FIN.

ECJ ruling: BNP Paribas Personal Finance SA v VE

In BNP Paribas Personal Finance SA v VE, the Tribunal d’Instance de Paris made a request to the European Court of Justice for a preliminary ruling in relation to the application of Articles 3 and 4 of Council Directive 93/13/EEC (5 April 1993) on unfair terms in consumer contracts.

The main proceedings concern the alleged unfairness of the terms of a mortgage loan agreement entered into by the parties, which provided for a loan repayable, in principle, in 276 fixed instalments, which was denominated in Swiss francs and repayable in euros.

The loan agreement contained several terms forming part of a currency conversion mechanism, which had the effect of incorporating the foreign exchange risk into the monthly instalments paid by the consumer, including:

  • payments at fixed intervals to be allocated to interest first;
  • the accounts to be operated in Swiss francs (the account currency) and in euros (the payment currency); and
  • a provision allowing the loan agreement to be extended by 5 years and the sum of monthly instalments increased in order to pay the account balance.

VE (the consumer) received a considerable amount of information before entering into the loan agreement, which emphasised, in particular, the stable nature of the euro – Swiss franc exchange rate. However, the foreign exchange risk resulting from the combined application of the above terms at issue in the main proceedings was not mentioned anywhere in the loan agreement.

As such, VE considers that they were misled by BNP Paribas Personal Finance (BNPP) regarding the nature of the loan agreement, since the agreement exposed them to an uncapped foreign exchange risk, and these terms are unfair.

BNPP said that VE was informed of the variation in the foreign exchange rate and of its consequences on the repayment of the loan.

In essence, the referring court asked the ECJ :

  • whether the terms in the agreement that provided for the payments to go towards interest and for the period to be extended fell within the Unfair Contract Terms Directive in the first place; and
  • if they did, whether the terms were fairly described.

The ECJ ruled that indeed, the terms did fall within the provisions of the Directive, given that those terms laid down an essential element characterising the loan agreement.

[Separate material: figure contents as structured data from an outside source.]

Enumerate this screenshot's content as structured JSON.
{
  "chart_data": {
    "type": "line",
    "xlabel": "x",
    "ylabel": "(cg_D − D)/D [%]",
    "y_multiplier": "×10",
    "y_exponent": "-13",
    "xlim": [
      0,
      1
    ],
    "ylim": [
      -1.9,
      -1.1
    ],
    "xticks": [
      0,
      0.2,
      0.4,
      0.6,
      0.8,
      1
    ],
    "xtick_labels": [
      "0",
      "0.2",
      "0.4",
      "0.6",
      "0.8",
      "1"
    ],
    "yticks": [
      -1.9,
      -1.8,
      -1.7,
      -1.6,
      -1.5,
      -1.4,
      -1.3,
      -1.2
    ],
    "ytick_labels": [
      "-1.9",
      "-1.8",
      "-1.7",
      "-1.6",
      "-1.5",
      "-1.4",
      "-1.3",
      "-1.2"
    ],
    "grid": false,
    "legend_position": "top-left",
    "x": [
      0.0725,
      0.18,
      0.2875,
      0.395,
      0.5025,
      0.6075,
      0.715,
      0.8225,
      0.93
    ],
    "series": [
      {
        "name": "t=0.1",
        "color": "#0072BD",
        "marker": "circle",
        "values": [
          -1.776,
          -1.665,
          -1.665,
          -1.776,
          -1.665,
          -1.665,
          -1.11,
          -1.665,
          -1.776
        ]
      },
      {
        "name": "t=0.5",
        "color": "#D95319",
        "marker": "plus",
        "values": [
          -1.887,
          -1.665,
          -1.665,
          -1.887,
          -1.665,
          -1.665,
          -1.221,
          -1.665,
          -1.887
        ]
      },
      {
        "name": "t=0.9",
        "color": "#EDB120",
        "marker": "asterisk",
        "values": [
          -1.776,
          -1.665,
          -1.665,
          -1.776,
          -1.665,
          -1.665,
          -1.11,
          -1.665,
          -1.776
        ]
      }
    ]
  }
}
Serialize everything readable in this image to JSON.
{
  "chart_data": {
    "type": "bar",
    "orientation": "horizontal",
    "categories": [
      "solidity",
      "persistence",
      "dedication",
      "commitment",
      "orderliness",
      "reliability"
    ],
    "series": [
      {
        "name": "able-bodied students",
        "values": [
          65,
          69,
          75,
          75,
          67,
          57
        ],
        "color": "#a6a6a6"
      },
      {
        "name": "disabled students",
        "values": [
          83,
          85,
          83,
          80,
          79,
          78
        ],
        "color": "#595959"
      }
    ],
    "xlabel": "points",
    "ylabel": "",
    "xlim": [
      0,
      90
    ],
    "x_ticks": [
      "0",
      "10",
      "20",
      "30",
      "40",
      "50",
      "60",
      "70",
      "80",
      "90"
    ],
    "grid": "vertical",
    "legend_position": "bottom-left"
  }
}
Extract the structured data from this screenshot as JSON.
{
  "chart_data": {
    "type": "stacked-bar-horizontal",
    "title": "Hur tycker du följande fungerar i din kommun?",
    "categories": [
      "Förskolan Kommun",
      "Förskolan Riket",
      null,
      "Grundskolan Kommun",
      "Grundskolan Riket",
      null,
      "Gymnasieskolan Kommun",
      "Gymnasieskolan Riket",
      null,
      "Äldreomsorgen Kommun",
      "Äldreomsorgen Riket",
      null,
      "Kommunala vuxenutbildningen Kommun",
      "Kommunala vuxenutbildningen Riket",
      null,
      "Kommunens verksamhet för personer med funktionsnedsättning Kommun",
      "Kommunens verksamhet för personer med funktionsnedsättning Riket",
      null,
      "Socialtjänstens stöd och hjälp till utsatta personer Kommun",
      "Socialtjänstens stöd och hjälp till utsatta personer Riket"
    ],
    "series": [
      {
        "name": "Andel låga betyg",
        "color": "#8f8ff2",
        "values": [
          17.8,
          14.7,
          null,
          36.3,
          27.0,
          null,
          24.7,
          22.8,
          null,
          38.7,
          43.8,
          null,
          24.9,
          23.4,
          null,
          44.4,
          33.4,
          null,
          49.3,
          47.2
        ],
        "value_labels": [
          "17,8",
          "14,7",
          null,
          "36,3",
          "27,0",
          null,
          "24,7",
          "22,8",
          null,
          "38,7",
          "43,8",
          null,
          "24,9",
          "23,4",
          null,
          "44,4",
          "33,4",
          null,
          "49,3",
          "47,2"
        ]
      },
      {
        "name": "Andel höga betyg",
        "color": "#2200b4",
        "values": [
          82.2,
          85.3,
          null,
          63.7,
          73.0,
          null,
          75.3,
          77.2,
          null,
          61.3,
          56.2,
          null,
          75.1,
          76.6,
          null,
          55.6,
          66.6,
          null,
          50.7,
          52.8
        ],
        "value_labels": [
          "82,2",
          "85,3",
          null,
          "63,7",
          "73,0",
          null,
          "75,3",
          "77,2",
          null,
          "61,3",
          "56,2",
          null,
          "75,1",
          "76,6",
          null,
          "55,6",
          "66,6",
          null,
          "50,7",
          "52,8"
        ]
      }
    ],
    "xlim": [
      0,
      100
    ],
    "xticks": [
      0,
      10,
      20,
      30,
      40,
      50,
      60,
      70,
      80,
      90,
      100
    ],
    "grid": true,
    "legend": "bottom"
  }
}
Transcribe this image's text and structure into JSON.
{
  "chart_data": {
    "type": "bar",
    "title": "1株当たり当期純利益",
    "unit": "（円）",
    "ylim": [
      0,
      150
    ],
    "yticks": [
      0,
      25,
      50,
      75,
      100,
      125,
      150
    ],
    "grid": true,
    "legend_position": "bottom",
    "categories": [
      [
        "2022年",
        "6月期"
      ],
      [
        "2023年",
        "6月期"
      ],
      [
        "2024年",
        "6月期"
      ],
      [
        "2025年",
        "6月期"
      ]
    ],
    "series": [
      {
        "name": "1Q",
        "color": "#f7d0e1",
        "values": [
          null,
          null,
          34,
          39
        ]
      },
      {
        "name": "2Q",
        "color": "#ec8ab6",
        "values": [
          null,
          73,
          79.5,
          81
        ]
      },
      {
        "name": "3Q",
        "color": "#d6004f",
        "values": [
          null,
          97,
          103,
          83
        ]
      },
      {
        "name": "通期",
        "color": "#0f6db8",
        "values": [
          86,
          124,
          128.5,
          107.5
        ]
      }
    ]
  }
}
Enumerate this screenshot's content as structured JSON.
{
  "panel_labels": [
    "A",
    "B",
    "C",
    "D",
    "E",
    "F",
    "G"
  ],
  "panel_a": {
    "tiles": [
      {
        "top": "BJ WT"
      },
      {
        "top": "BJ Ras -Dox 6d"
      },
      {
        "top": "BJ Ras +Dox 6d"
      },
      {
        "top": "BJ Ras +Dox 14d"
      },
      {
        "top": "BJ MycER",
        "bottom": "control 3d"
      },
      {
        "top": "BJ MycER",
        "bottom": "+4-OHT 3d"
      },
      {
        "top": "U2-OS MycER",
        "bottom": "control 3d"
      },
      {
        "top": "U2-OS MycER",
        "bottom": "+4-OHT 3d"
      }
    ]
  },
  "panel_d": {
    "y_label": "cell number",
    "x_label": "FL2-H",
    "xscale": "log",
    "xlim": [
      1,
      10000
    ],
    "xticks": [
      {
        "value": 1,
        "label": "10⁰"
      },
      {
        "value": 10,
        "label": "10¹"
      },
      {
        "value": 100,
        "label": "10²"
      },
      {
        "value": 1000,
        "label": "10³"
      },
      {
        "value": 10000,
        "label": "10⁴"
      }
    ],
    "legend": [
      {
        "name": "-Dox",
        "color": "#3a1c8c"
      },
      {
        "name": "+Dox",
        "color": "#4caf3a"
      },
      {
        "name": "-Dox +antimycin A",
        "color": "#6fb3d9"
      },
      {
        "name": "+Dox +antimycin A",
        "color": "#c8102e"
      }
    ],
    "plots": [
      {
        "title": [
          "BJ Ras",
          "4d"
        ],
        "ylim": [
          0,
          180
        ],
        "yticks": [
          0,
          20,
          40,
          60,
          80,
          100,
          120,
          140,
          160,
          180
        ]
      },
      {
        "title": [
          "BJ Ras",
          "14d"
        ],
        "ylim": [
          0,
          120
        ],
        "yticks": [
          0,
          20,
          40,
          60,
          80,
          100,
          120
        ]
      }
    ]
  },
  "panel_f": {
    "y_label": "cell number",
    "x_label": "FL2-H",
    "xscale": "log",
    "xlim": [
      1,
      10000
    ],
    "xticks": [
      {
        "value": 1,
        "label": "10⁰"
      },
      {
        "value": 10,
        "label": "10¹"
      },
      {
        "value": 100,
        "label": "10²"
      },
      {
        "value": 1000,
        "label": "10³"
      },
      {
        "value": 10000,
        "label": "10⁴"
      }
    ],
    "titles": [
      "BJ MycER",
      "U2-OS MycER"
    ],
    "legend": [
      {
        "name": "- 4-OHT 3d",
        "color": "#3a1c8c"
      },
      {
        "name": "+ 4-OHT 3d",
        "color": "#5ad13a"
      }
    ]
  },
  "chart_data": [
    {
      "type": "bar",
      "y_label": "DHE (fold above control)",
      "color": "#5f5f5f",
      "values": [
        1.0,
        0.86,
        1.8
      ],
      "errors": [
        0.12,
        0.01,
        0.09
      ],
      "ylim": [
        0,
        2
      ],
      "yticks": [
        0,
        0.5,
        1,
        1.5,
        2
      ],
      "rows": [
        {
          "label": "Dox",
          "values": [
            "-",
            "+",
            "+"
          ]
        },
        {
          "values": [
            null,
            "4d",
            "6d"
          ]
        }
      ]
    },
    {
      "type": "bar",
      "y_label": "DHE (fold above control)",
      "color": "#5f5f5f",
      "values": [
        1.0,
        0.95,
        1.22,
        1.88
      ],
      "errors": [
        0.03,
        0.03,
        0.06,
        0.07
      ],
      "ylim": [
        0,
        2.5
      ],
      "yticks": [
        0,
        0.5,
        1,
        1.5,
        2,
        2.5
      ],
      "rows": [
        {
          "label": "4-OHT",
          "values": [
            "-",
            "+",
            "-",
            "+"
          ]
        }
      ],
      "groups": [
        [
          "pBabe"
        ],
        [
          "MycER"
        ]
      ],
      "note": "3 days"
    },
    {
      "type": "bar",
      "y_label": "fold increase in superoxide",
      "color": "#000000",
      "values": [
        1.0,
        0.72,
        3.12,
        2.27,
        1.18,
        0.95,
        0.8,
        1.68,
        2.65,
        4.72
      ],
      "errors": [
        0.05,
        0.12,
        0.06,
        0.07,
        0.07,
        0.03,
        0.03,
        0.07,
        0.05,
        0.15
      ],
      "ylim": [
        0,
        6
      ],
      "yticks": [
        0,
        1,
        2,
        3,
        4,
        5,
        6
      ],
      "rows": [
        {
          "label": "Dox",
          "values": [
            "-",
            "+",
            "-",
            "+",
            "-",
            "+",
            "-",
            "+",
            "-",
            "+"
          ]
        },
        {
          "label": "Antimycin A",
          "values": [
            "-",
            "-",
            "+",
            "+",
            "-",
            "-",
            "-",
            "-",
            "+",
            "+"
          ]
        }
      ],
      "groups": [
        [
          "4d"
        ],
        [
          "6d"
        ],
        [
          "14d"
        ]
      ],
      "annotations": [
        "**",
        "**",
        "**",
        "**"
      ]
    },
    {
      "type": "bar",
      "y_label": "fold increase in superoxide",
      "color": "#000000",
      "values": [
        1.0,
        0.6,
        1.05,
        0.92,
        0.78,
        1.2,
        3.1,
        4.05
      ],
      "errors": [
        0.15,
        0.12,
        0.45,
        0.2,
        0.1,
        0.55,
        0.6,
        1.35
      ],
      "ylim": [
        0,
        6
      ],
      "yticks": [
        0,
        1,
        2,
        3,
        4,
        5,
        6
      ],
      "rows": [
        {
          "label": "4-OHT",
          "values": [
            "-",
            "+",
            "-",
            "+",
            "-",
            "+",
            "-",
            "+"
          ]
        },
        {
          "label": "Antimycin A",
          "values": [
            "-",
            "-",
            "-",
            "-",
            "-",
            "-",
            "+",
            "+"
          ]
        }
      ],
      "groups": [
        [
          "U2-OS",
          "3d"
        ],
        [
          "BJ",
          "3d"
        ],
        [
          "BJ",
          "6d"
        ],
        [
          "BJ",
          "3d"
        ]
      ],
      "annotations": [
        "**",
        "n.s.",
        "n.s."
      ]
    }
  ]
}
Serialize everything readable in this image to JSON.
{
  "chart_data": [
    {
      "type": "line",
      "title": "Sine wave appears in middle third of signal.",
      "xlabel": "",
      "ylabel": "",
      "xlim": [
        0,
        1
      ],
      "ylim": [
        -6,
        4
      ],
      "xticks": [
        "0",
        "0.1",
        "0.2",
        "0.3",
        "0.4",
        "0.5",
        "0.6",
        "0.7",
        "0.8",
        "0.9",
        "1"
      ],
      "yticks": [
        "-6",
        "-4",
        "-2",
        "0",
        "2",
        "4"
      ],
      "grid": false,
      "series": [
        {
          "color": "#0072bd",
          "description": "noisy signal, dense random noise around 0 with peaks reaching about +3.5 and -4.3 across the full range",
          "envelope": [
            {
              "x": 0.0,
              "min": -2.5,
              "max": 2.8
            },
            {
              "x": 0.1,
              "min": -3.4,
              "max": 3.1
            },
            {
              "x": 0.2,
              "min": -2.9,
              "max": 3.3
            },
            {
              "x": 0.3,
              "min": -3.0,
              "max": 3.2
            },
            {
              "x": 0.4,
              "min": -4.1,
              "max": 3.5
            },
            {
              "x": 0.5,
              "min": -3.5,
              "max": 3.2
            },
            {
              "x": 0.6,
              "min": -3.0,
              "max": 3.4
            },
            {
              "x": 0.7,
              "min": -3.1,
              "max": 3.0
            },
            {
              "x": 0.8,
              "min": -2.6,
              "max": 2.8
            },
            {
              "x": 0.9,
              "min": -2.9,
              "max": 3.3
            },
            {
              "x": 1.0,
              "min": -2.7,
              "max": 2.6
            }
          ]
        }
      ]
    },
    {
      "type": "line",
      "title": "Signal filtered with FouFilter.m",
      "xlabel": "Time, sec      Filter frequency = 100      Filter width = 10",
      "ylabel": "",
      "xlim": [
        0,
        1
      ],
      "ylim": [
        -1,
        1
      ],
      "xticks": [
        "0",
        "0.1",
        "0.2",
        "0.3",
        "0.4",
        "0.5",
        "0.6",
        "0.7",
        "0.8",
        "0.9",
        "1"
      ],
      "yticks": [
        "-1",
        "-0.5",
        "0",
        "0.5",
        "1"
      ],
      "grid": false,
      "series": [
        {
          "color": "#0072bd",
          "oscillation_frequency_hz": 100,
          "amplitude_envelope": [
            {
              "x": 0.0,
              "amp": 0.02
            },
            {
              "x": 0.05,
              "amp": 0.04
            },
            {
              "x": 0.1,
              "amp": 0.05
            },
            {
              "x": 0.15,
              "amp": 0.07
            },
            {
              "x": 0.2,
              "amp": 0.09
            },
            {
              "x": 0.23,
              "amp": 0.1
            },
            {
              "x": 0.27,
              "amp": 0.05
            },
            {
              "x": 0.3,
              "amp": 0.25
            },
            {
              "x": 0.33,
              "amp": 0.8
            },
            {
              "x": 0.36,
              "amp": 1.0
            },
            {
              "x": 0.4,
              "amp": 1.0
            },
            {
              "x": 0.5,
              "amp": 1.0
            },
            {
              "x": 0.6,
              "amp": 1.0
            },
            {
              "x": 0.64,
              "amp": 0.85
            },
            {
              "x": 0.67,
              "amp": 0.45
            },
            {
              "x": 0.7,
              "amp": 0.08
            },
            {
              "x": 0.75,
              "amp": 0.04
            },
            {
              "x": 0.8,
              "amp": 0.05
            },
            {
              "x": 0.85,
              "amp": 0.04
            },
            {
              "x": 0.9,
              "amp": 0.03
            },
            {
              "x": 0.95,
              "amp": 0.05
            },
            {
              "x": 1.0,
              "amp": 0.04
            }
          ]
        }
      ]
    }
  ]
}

The terms needed to have been communicated with sufficient transparency to enable the average consumer, who is reasonably well informed and observant, to understand the specific functioning of the financial mechanism in question and to be able to evaluate the risk of potentially significant adverse economic consequences of such terms throughout the term of the agreement.

The ECJ went on to conclude that the nature of the terms in question created a significant imbalance in the parties’ rights and obligations under that agreement, such that VE was subject to a disproportionate foreign exchange risk that they were far less likely to understand than the lender was.

Furthermore, regardless of how much information BNPP may have provided VE, all of the information put forward assumed the exchange rate would remain stable, and so there was nothing to explain to the customer the wholly foreseeable risk that it would not.

The ECJ concluded that despite BNPP providing the customer with a lot of pre-contractual information about the loan, it did not provide enough information dealing with the risks associated with significant decreases in exchange rates when that was an obvious risk in light of the fact that the loan agreement was denominated in a foreign currency but paid in the local currency.